Today, I’m not leaning in or leaning out. But I am trying to lean. I’m trying to find the flexibility I didn’t have in my previous work lives. Sometimes, I’ll lean in the direction of work—squeezing in a few extra hours of uninterrupted focus to meet a deadline. Sometimes, I’ll lean in the direction of home—getting back from the office early to enjoy an afternoon of playing outside before eating dinner as a family. At various points, I’ll lean on friends, on family, on self-care, on the act of doing nothing.

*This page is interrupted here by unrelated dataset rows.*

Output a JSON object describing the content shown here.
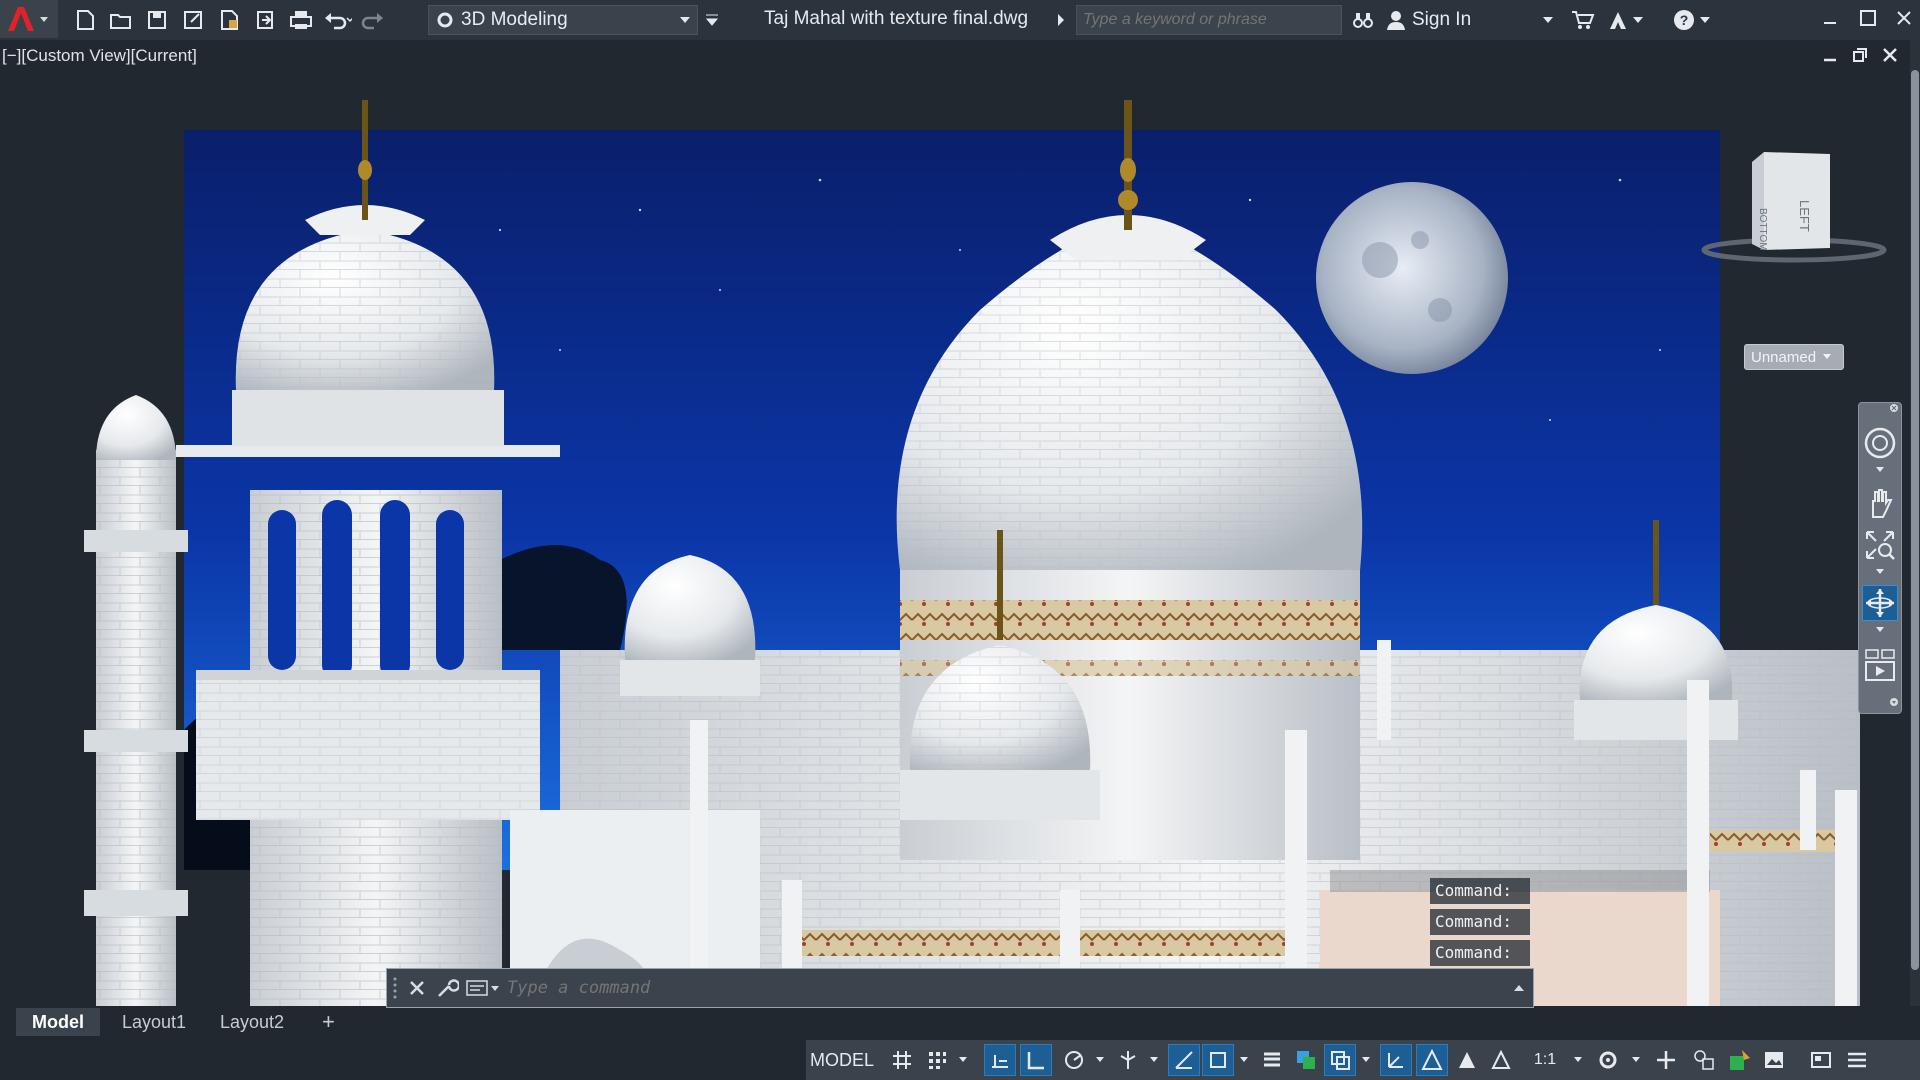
{
  "titlebar": {
    "workspace": "3D Modeling",
    "document_title": "Taj Mahal with texture final.dwg",
    "search_placeholder": "Type a keyword or phrase",
    "sign_in": "Sign In"
  },
  "viewport": {
    "label": "[−][Custom View][Current]",
    "view_name": "Unnamed",
    "viewcube_faces": [
      "BOTTOM",
      "LEFT"
    ]
  },
  "command": {
    "history": [
      "Command:",
      "Command:",
      "Command:"
    ],
    "placeholder": "Type a command"
  },
  "layout_tabs": [
    "Model",
    "Layout1",
    "Layout2"
  ],
  "status": {
    "model_label": "MODEL",
    "annotation_scale": "1:1"
  },
  "colors": {
    "titlebar_bg": "#2b333c",
    "canvas_bg": "#212830",
    "accent": "#1d5e95",
    "sky": "#0a2e8a"
  }
}
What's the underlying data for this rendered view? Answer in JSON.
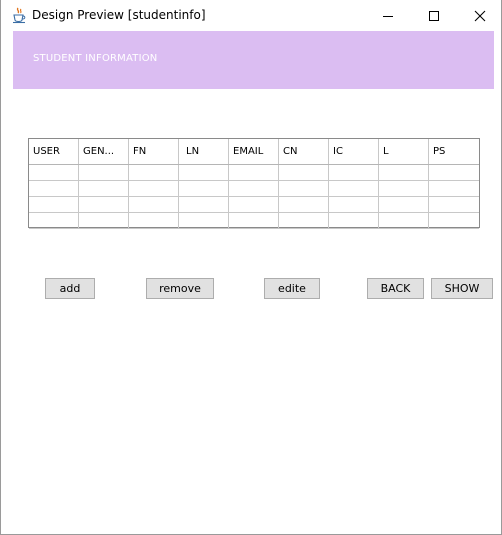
{
  "window": {
    "title": "Design Preview [studentinfo]",
    "icon": "java-cup-icon",
    "controls": {
      "minimize": "minimize-icon",
      "maximize": "maximize-icon",
      "close": "close-icon"
    }
  },
  "header": {
    "label": "STUDENT INFORMATION",
    "background": "#dbbdf2",
    "text_color": "#ffffff"
  },
  "table": {
    "columns": [
      "USER",
      "GEN...",
      "FN",
      "LN",
      "EMAIL",
      "CN",
      "IC",
      "L",
      "PS"
    ],
    "rows": [
      [
        "",
        "",
        "",
        "",
        "",
        "",
        "",
        "",
        ""
      ],
      [
        "",
        "",
        "",
        "",
        "",
        "",
        "",
        "",
        ""
      ],
      [
        "",
        "",
        "",
        "",
        "",
        "",
        "",
        "",
        ""
      ],
      [
        "",
        "",
        "",
        "",
        "",
        "",
        "",
        "",
        ""
      ]
    ]
  },
  "buttons": {
    "add": "add",
    "remove": "remove",
    "edite": "edite",
    "back": "BACK",
    "show": "SHOW"
  }
}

If all goes well, I will lean in a thousand different directions. Like a plant, I will lean towards the sunshine, wherever that light may land. I will lean, I will adapt, and I will grow.
xoxo KHG
Katie,
Your writing is really hitting me in the space that I’m in today, so thank you. Last week, when I told my therapist that I was finding so much joy through writing- that I had started a Substack and was pursuing publication, she asked me if I was perhaps doing too much? (Then, she mom guilted me by saying how my kids were only going to be around for so much longer...)
I was enraged by her comments and still am- I think our therapy relationship has run it’s course or rather plummeted off the cliffs-which isn’t great as I could probably use therapy.
Her comments were totally off base and steeped in patriarchy but the question about doing too much is sitting with me. I don’t know if anyone read last week’s Culture Study where Anne interviewed Laurel Braitman, but when Anne spoke about high achievement being a response to trauma, it kind of blew my brain up. I also loved that she said, she still works incredibly hard just for different reasons.
Katie, I love that you are so honest about the vacillation…the desire to grow something, to be validated and also…the questioning of what it’s all for, and if it’s too much or the right thing sometimes. I am with you and I am grateful.
Sandberg herself admitted, after she lost her husband, that "leaning in" was a lot harder to do as a single parent. :) (I much prefer "Option B," the book she wrote with Adam Grant about grief and dealing with the curveballs that life throws us.)